The owner should also have a very long time-horizon — ideally into perpetuity. A storied reputation is easy to lose and very, very hard to regain, and any attempt to squeeze cash out of a newspaper in the short term tends to destroy precious brand value. The ultimate goal is steady profits over the long term, from a sustainable business with relatively little debt.
Finally, newspapers should be owned by news organisations. News is not a business like any other, and the kind of management that works in non-journalistic organisations rarely bears much fruit when people start trying to apply it to journalists.
Let’s rejoice, then, that The Financial Times, founded in 1888 and one of the world’s great newspapers, has been bought by Nikkei, another great financial news company. Nikkei is employee-owned, and has been around since 1876. It’s not for sale, and it isn’t anybody’s financial investment: Its only purpose is to put out an excellent news product every day. It does exactly that, making a decent operating profit of more than $100 million a year. The Nikkei, its flagship newspaper, has a combined print and digital paid circulation of 3.1 million — four times the equivalent figure for The Financial Times, which is 737,000.
Nikkei, indeed, could be a much better owner for The Financial Times than Pearson, which bought the newspaper in 1957. Pearson is an enormous global education company that made £470 million last year: The Financial Times’s £24 million in operating income was always something of an afterthought, and the brand was kept within the corporate stable mostly for reasons of pride and inertia. There was no synergy, let alone a love or even understanding of the news business.

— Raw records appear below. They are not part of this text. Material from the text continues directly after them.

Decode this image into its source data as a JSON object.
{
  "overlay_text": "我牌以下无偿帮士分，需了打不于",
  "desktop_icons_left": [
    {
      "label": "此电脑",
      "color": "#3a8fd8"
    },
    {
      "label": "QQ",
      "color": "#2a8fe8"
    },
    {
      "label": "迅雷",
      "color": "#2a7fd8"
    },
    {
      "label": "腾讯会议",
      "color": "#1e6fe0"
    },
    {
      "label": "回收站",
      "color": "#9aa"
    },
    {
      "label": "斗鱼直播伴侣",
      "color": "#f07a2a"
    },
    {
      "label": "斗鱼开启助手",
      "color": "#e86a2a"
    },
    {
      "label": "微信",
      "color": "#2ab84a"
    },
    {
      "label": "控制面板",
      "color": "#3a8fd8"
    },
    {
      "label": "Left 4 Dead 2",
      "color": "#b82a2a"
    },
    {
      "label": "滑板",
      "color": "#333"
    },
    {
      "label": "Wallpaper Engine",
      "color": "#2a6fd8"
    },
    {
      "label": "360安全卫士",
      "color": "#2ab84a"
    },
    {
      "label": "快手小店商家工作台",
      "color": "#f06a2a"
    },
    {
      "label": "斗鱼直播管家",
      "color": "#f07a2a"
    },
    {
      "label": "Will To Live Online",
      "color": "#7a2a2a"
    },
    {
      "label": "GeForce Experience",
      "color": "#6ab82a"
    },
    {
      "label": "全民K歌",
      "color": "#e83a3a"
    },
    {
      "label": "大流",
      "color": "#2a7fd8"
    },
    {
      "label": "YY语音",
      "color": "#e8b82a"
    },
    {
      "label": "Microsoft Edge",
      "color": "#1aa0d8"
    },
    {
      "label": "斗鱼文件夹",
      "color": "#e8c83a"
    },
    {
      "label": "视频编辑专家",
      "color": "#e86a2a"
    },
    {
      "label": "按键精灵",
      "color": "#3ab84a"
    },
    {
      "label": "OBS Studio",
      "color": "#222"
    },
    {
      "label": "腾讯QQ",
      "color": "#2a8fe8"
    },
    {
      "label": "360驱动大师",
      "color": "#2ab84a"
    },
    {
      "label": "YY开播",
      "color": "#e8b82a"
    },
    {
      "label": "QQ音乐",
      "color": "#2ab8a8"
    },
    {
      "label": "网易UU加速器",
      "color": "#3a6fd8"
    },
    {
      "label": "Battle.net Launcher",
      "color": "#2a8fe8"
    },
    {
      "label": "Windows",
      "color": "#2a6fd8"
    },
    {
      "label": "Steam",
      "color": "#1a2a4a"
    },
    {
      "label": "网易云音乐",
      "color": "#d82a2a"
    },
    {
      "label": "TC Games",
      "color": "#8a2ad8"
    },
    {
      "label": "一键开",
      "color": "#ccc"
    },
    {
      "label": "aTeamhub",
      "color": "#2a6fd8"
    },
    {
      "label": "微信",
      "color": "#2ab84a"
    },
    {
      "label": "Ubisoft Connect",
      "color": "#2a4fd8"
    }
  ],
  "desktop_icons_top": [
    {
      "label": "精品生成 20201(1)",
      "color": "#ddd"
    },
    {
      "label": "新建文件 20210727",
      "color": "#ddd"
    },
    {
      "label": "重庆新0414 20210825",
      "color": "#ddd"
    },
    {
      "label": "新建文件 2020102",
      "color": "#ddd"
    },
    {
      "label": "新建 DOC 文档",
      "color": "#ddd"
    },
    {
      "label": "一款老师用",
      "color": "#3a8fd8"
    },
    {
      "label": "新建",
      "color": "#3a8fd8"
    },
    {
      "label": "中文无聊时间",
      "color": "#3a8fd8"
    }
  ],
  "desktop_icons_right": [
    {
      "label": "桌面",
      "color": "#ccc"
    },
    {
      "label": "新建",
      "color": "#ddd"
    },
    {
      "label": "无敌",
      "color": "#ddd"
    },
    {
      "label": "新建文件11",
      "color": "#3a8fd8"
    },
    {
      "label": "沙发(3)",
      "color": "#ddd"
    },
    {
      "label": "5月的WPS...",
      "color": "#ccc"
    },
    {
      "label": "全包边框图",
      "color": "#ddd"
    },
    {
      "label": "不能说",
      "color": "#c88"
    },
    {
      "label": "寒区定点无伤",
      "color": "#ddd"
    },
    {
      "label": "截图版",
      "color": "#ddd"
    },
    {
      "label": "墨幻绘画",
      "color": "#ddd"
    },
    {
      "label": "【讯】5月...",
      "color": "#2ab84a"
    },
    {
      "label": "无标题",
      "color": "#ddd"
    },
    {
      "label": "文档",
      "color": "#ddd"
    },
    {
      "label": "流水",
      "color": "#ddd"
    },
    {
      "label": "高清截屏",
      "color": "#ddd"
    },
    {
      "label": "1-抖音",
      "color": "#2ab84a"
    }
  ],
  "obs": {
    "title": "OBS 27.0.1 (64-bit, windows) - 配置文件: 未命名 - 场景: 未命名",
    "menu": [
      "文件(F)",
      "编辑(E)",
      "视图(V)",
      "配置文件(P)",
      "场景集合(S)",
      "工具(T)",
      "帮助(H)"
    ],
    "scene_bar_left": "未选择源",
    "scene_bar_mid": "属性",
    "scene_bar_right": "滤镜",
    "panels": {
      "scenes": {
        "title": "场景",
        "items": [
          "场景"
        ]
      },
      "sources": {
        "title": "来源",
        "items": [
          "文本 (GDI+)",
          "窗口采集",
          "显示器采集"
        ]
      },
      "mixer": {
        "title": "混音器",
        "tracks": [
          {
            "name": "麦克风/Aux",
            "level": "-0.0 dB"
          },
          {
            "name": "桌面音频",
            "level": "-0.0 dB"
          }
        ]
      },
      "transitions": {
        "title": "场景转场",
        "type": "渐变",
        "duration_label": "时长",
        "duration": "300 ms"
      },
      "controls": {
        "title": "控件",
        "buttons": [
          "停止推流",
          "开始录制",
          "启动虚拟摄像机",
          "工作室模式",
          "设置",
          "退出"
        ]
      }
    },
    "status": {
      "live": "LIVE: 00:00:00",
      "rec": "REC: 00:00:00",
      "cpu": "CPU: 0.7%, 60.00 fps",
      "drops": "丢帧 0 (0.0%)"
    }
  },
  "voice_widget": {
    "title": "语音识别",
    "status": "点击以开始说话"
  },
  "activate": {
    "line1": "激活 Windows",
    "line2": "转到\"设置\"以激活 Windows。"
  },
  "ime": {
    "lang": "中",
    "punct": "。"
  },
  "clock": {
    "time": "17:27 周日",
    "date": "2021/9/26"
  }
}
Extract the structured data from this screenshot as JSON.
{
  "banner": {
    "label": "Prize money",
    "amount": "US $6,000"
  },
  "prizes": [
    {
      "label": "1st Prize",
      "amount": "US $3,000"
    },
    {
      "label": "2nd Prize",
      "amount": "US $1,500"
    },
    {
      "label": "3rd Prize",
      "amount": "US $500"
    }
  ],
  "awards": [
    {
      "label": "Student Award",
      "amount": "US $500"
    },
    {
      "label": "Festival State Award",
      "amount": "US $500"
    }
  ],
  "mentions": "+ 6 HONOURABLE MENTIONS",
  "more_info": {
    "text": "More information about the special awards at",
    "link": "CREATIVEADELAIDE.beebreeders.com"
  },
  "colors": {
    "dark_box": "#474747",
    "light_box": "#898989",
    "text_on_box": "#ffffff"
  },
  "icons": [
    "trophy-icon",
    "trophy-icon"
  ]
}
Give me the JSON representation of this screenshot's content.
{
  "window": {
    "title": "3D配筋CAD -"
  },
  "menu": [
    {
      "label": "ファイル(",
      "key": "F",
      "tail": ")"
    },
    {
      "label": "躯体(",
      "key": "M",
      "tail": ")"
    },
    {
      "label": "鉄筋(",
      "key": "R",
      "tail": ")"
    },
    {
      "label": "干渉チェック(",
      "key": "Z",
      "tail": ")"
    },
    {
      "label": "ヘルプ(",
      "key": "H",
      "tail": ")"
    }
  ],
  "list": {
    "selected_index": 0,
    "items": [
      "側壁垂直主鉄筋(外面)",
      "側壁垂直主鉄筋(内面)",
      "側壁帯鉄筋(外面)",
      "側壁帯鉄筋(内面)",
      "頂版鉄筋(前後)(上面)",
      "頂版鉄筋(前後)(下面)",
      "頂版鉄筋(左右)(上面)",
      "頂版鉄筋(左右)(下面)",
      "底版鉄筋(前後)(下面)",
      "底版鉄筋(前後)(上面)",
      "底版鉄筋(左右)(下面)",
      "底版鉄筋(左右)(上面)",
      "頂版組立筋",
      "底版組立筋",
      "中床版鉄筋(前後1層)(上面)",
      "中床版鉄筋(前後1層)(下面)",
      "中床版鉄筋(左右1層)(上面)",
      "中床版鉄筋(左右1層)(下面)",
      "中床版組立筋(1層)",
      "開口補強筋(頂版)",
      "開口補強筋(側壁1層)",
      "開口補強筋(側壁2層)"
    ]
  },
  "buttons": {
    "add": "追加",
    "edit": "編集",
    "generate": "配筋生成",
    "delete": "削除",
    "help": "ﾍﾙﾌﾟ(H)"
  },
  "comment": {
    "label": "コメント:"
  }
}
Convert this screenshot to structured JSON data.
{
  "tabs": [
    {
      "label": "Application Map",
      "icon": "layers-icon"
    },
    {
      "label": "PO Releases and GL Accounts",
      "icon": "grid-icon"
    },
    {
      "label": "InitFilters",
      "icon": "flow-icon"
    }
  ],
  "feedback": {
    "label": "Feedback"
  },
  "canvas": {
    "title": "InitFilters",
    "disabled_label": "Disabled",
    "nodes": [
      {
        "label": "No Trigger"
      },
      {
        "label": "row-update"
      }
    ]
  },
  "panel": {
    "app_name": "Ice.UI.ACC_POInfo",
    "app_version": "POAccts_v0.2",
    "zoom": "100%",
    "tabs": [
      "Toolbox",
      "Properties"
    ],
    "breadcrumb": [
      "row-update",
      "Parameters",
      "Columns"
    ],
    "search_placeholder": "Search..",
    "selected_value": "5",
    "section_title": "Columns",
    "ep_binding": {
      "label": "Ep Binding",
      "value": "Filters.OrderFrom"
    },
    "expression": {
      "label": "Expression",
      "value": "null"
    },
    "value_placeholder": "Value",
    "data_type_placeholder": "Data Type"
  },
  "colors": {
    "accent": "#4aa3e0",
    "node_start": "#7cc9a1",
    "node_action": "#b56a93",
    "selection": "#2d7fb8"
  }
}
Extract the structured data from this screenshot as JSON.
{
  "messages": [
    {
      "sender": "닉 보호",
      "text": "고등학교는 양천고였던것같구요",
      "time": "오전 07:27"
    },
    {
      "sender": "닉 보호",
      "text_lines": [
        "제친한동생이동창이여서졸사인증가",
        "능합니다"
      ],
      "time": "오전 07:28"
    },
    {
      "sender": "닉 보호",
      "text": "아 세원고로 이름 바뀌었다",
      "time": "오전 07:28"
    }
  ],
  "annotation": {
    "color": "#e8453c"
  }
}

While Pearson starved The Financial Times of investment in the United States, for instance, there’s a good chance that Nikkei will want the paper to become a real force here. And while Pearson’s main contribution to The Financial Times was its neglectful hands-off attitude with respect to the news operation, The Financial Times now has the opportunity to export its own aggressive approach to business stories, especially in Japan, to an owner that has historically been more deferential toward big business.
Nikkei is certainly paying a lot of money for The Financial Times — the price, £844 million, or $1.3 billion, is a whopping 35 times the paper’s operating income. But Nikkei can afford it. And in buying The Financial Times, Nikkei is gaining access to one of just a handful of newspapers in the world that has successfully managed to navigate the transition to a digital subscriber base. That transition is only just beginning in Japan, which means that the stakes there could not be higher. If The Financial Times’s experience helps Nikkei make fewer mistakes and remain a must-read for people who prefer phones to broadsheets, then that alone will justify the outlay.